7. De directeur van het instituut meldt de officier van justitie onderscheidenlijk de rechter-commissaris zo spoedig mogelijk of:
a. het DNA-profiel dat is verkregen uit het celmateriaal van een persoon, bedoeld in het tweede lid, onder a, overeenkomt met het DNA-profiel dat in verband met hetzelfde strafbare feit is verkregen uit het celmateriaal van een onbekende verdachte, dan wel overeenkomt met een ander DNA-profiel dat is vastgelegd in de DNA-databank of
b. het DNA-profiel dat is verkregen uit het celmateriaal van een onbekende verdachte, overeenkomt met een DNA-profiel dat is vastgelegd in de DNA-databank.”
- artikel 14 leden 1, 4, aanhef en onder c tot en met g, en 6 van het Besluit DNAonderzoek in strafzaken:
“1. Er is een DNA-databank voor strafzaken die tot doel heeft het voorkomen, opsporen, vervolgen en berechten van strafbare feiten en het vaststellen van de identiteit van een lijk te bevorderen.

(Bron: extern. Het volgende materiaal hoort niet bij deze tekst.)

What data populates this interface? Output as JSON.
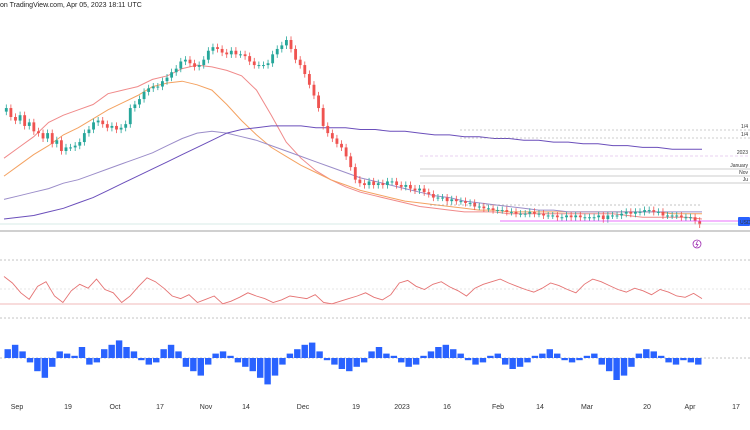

4. Het instituut legt in de DNA-databank het sporenidentificatienummer, bedoeld in artikel 6, eerste lid, onder a, vast, alsmede
(…)
c. het bijbehorende DNA-profiel van onbekende verdachten,
d. het bijbehorende DNA-profiel van verdachten ter zake van misdrijven als omschreven in artikel 67, eerste lid, van de wet,
e. het bijbehorende DNA-profiel van gewezen verdachten,
f. het bijbehorende DNA-profiel van veroordeelden ter zake van misdrijven als omschreven in artikel 67, eerste lid, van de wet, dan wel
g. het bijbehorende DNA-profiel van personen die hun straf of maatregel volledig hebben ondergaan ter zake van misdrijven als omschreven in artikel 67, eerste lid, van de wet en die schriftelijk hebben toegestemd in het afnemen van celmateriaal ten behoeve van het bepalen en verwerken van hun DNA-profiel.
6. De directeur van het instituut kan de DNA-profielen die in de DNA-databank zijn vastgelegd, onderling vergelijken met het oog op het doel, bedoeld in het eerste lid. Indien de vergelijking een positief resultaat heeft, stelt hij de officier van justitie of de rechter-commissaris van dit resultaat in kennis.”